Dabei gibt es immer noch so viele herrlich beschissene Vorgänge, gegen die sich die musikalische Wut richten könnte: Den US-Wahlkampf, Katzenfotos, Mietpreise, die Wehrpflichtdebatte, Apple / Microsoft und natürlich nach wie vor die Wirtschaft im Allgemeinen. Und so viel mehr.

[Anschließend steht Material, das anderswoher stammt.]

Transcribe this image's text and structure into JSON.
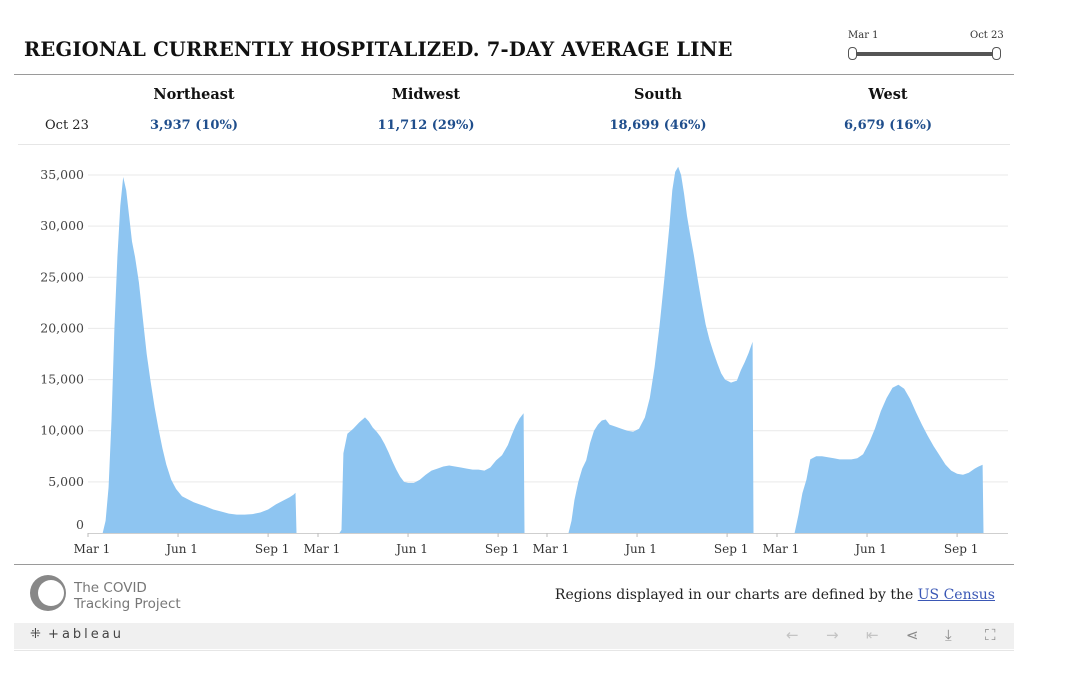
{
  "title": "REGIONAL CURRENTLY HOSPITALIZED. 7-DAY AVERAGE LINE",
  "slider": {
    "start_label": "Mar 1",
    "end_label": "Oct 23"
  },
  "summary": {
    "date_label": "Oct 23",
    "regions": [
      {
        "name": "Northeast",
        "value": "3,937 (10%)"
      },
      {
        "name": "Midwest",
        "value": "11,712 (29%)"
      },
      {
        "name": "South",
        "value": "18,699 (46%)"
      },
      {
        "name": "West",
        "value": "6,679 (16%)"
      }
    ]
  },
  "chart_data": {
    "type": "area",
    "ylim": [
      0,
      35000
    ],
    "y_ticks": [
      0,
      5000,
      10000,
      15000,
      20000,
      25000,
      30000,
      35000
    ],
    "y_tick_labels": [
      "0",
      "5,000",
      "10,000",
      "15,000",
      "20,000",
      "25,000",
      "30,000",
      "35,000"
    ],
    "x_tick_labels": [
      "Mar 1",
      "Jun 1",
      "Sep 1"
    ],
    "x_ticks_day": [
      0,
      92,
      184
    ],
    "x_max_day": 236,
    "color": "#8ec5f1",
    "panels": [
      {
        "name": "Northeast",
        "points": [
          [
            0,
            0
          ],
          [
            15,
            0
          ],
          [
            18,
            1200
          ],
          [
            21,
            4500
          ],
          [
            24,
            11000
          ],
          [
            27,
            20000
          ],
          [
            30,
            27000
          ],
          [
            33,
            32000
          ],
          [
            36,
            34800
          ],
          [
            39,
            33500
          ],
          [
            42,
            31000
          ],
          [
            45,
            28500
          ],
          [
            48,
            27000
          ],
          [
            52,
            24500
          ],
          [
            56,
            21000
          ],
          [
            60,
            17500
          ],
          [
            64,
            14800
          ],
          [
            68,
            12300
          ],
          [
            72,
            10200
          ],
          [
            76,
            8300
          ],
          [
            80,
            6700
          ],
          [
            85,
            5200
          ],
          [
            90,
            4300
          ],
          [
            96,
            3600
          ],
          [
            102,
            3300
          ],
          [
            108,
            3000
          ],
          [
            114,
            2800
          ],
          [
            120,
            2600
          ],
          [
            128,
            2300
          ],
          [
            136,
            2100
          ],
          [
            144,
            1900
          ],
          [
            152,
            1800
          ],
          [
            160,
            1800
          ],
          [
            168,
            1850
          ],
          [
            176,
            2000
          ],
          [
            184,
            2300
          ],
          [
            192,
            2800
          ],
          [
            200,
            3200
          ],
          [
            206,
            3500
          ],
          [
            210,
            3750
          ],
          [
            212,
            3937
          ],
          [
            213,
            0
          ]
        ]
      },
      {
        "name": "Midwest",
        "points": [
          [
            0,
            0
          ],
          [
            22,
            0
          ],
          [
            24,
            300
          ],
          [
            26,
            7800
          ],
          [
            30,
            9700
          ],
          [
            36,
            10200
          ],
          [
            42,
            10800
          ],
          [
            48,
            11300
          ],
          [
            52,
            10900
          ],
          [
            56,
            10300
          ],
          [
            60,
            9900
          ],
          [
            64,
            9400
          ],
          [
            68,
            8700
          ],
          [
            72,
            7900
          ],
          [
            76,
            7000
          ],
          [
            80,
            6200
          ],
          [
            84,
            5500
          ],
          [
            88,
            5000
          ],
          [
            92,
            4900
          ],
          [
            98,
            4900
          ],
          [
            104,
            5200
          ],
          [
            110,
            5700
          ],
          [
            116,
            6100
          ],
          [
            122,
            6300
          ],
          [
            128,
            6500
          ],
          [
            134,
            6600
          ],
          [
            140,
            6500
          ],
          [
            146,
            6400
          ],
          [
            152,
            6300
          ],
          [
            158,
            6200
          ],
          [
            164,
            6200
          ],
          [
            170,
            6100
          ],
          [
            176,
            6400
          ],
          [
            182,
            7100
          ],
          [
            188,
            7600
          ],
          [
            194,
            8600
          ],
          [
            198,
            9600
          ],
          [
            202,
            10500
          ],
          [
            206,
            11200
          ],
          [
            210,
            11712
          ],
          [
            211,
            0
          ]
        ]
      },
      {
        "name": "South",
        "points": [
          [
            0,
            0
          ],
          [
            22,
            0
          ],
          [
            25,
            1200
          ],
          [
            28,
            3200
          ],
          [
            32,
            5000
          ],
          [
            36,
            6300
          ],
          [
            40,
            7100
          ],
          [
            44,
            8800
          ],
          [
            48,
            10000
          ],
          [
            52,
            10600
          ],
          [
            56,
            11000
          ],
          [
            60,
            11100
          ],
          [
            64,
            10600
          ],
          [
            70,
            10400
          ],
          [
            76,
            10200
          ],
          [
            82,
            10000
          ],
          [
            88,
            9900
          ],
          [
            94,
            10200
          ],
          [
            100,
            11300
          ],
          [
            105,
            13200
          ],
          [
            110,
            16300
          ],
          [
            115,
            20300
          ],
          [
            120,
            25000
          ],
          [
            125,
            30000
          ],
          [
            128,
            33500
          ],
          [
            131,
            35300
          ],
          [
            134,
            35800
          ],
          [
            137,
            35000
          ],
          [
            140,
            33200
          ],
          [
            143,
            31000
          ],
          [
            146,
            29300
          ],
          [
            150,
            27200
          ],
          [
            154,
            24800
          ],
          [
            158,
            22500
          ],
          [
            162,
            20400
          ],
          [
            166,
            18900
          ],
          [
            170,
            17700
          ],
          [
            174,
            16600
          ],
          [
            178,
            15600
          ],
          [
            182,
            15000
          ],
          [
            188,
            14700
          ],
          [
            194,
            14900
          ],
          [
            198,
            15900
          ],
          [
            202,
            16700
          ],
          [
            206,
            17600
          ],
          [
            210,
            18699
          ],
          [
            211,
            0
          ]
        ]
      },
      {
        "name": "West",
        "points": [
          [
            0,
            0
          ],
          [
            18,
            0
          ],
          [
            22,
            1800
          ],
          [
            26,
            3900
          ],
          [
            30,
            5200
          ],
          [
            34,
            7200
          ],
          [
            40,
            7500
          ],
          [
            46,
            7500
          ],
          [
            52,
            7400
          ],
          [
            58,
            7300
          ],
          [
            64,
            7200
          ],
          [
            70,
            7200
          ],
          [
            76,
            7200
          ],
          [
            82,
            7300
          ],
          [
            88,
            7700
          ],
          [
            94,
            8800
          ],
          [
            100,
            10200
          ],
          [
            106,
            11900
          ],
          [
            112,
            13200
          ],
          [
            118,
            14200
          ],
          [
            124,
            14500
          ],
          [
            130,
            14100
          ],
          [
            136,
            13100
          ],
          [
            142,
            11800
          ],
          [
            148,
            10600
          ],
          [
            154,
            9500
          ],
          [
            160,
            8500
          ],
          [
            166,
            7600
          ],
          [
            172,
            6700
          ],
          [
            178,
            6100
          ],
          [
            184,
            5800
          ],
          [
            190,
            5700
          ],
          [
            196,
            5900
          ],
          [
            202,
            6300
          ],
          [
            206,
            6500
          ],
          [
            210,
            6679
          ],
          [
            211,
            0
          ]
        ]
      }
    ]
  },
  "footer": {
    "logo_line1": "The COVID",
    "logo_line2": "Tracking Project",
    "census_prefix": "Regions displayed in our charts are defined by the ",
    "census_link": "US Census"
  },
  "toolbar": {
    "logo": "+ableau",
    "icons": [
      "undo-icon",
      "redo-icon",
      "revert-icon",
      "share-icon",
      "download-icon",
      "fullscreen-icon"
    ]
  }
}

Wir wollen noch unangenehmere Wahrheiten noch schonungsloser oder (vielleicht besser) noch gebrainfuckter hören, die Wut im leistesten Triangelton und in den tiefsten Bässen spüren. Und die Chancen stehen besser denn je: Denn auch wenn die Vorjahressieger Rotzpipn und das Simmeringer Faustwatschenorchester genug Material hätten, heuer treten sie einmal nicht an und geben ihren Quasi-Fixplatz unter den Top 3 freiwillig ab.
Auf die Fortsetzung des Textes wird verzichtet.